John 9:5
Context9:5 As long as I am in the world, I am the light of the world.” 1
John 17:16
Context17:16 They do not belong to the world 2 just as I do not belong to the world. 3
John 17:18
Context17:18 Just as you sent me into the world, so I sent them into the world. 4
John 15:19
Context15:19 If you belonged to the world, 5 the world would love you as its own. 6 However, because you do not belong to the world, 7 but I chose you out of the world, for this reason 8 the world hates you. 9
John 3:17
Context3:17 For God did not send his Son into the world to condemn the world, 10 but that the world should be saved through him.
1 sn Jesus’ statement I am the light of the world connects the present account with 8:12. Here (seen more clearly than at 8:12) it is obvious what the author sees as the significance of Jesus’ statement. “Light” is not a metaphysical definition of the person of Jesus but a description of his effect on the world, forcing everyone in the world to ‘choose up sides’ for or against him (cf. 3:19-21).
2 tn Grk “they are not of the world.” This is a repetition of the second half of v. 14. The only difference is in word order: Verse 14 has οὐκ εἰσὶν ἐκ τοῦ κόσμου (ouk eisin ek tou kosmou), while here the prepositional phrase is stated first: ἐκ τοῦ κόσμου οὐκ εἰσίν (ek tou kosmou ouk eisin). This gives additional emphasis to the idea of the prepositional phrase, i.e., origin, source, or affiliation.
3 tn Grk “just as I am not of the world.”

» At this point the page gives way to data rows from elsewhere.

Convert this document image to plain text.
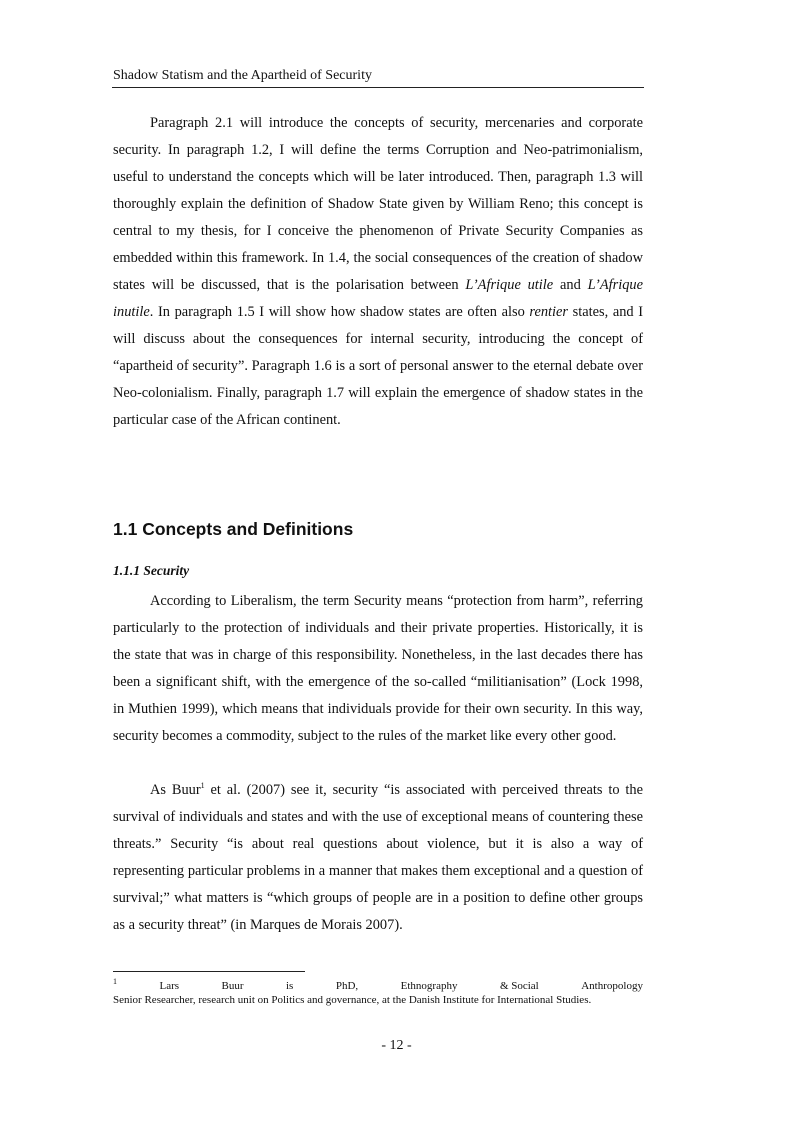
Shadow Statism and the Apartheid of Security

Paragraph 2.1 will introduce the concepts of security, mercenaries and corporate security. In paragraph 1.2, I will define the terms Corruption and Neo-patrimonialism, useful to understand the concepts which will be later introduced. Then, paragraph 1.3 will thoroughly explain the definition of Shadow State given by William Reno; this concept is central to my thesis, for I conceive the phenomenon of Private Security Companies as embedded within this framework. In 1.4, the social consequences of the creation of shadow states will be discussed, that is the polarisation between L’Afrique utile and L’Afrique inutile. In paragraph 1.5 I will show how shadow states are often also rentier states, and I will discuss about the consequences for internal security, introducing the concept of “apartheid of security”. Paragraph 1.6 is a sort of personal answer to the eternal debate over Neo-colonialism. Finally, paragraph 1.7 will explain the emergence of shadow states in the particular case of the African continent.

1.1 Concepts and Definitions
1.1.1 Security

According to Liberalism, the term Security means “protection from harm”, referring particularly to the protection of individuals and their private properties. Historically, it is the state that was in charge of this responsibility. Nonetheless, in the last decades there has been a significant shift, with the emergence of the so-called “militianisation” (Lock 1998, in Muthien 1999), which means that individuals provide for their own security. In this way, security becomes a commodity, subject to the rules of the market like every other good.

As Buur$^1$ et al. (2007) see it, security “is associated with perceived threats to the survival of individuals and states and with the use of exceptional means of countering these threats.” Security “is about real questions about violence, but it is also a way of representing particular problems in a manner that makes them exceptional and a question of survival;” what matters is “which groups of people are in a position to define other groups as a security threat” (in Marques de Morais 2007).

1	Lars	Buur	is	PhD,	Ethnography	& Social	Anthropology
Senior Researcher, research unit on Politics and governance, at the Danish Institute for International Studies.
- 12 -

4 sn Jesus now compared the mission on which he was sending the disciples to his own mission into the world, on which he was sent by the Father. As the Father sent Jesus into the world (cf. 3:17), so Jesus now sends the disciples into the world to continue his mission after his departure. The nature of this prayer for the disciples as a consecratory prayer is now emerging: Jesus was setting them apart for the work he had called them to do. They were, in a sense, being commissioned.
5 tn Grk “if you were of the world.”
6 tn The words “you as” are not in the original but are supplied for clarity.
7 tn Grk “because you are not of the world.”
8 tn Or “world, therefore.”
9 sn I chose you out of the world…the world hates you. Two themes are brought together here. In 8:23 Jesus had distinguished himself from the world in addressing his Jewish opponents: “You are from below, I am from above; you are of this world, I am not of this world.” In 15:16 Jesus told the disciples “You did not choose me, but I chose you and appointed you.” Now Jesus has united these two ideas as he informs the disciples that he has chosen them out of the world. While the disciples will still be “in” the world after Jesus has departed, they will not belong to it, and Jesus prays later in John 17:15-16 to the Father, “I do not ask you to take them out of the world, but to keep them from the evil one. They are not of the world, even as I am not of the world.” The same theme also occurs in 1 John 4:5-6: “They are from the world; therefore they speak as from the world, and the world listens to them. We are from God; he who knows God listens to us; he who is not from God does not listen to us.” Thus the basic reason why the world hates the disciples (as it hated Jesus before them) is because they are not of the world. They are born from above, and are not of the world. For this reason the world hates them.
10 sn That is, “to judge the world to be guilty and liable to punishment.”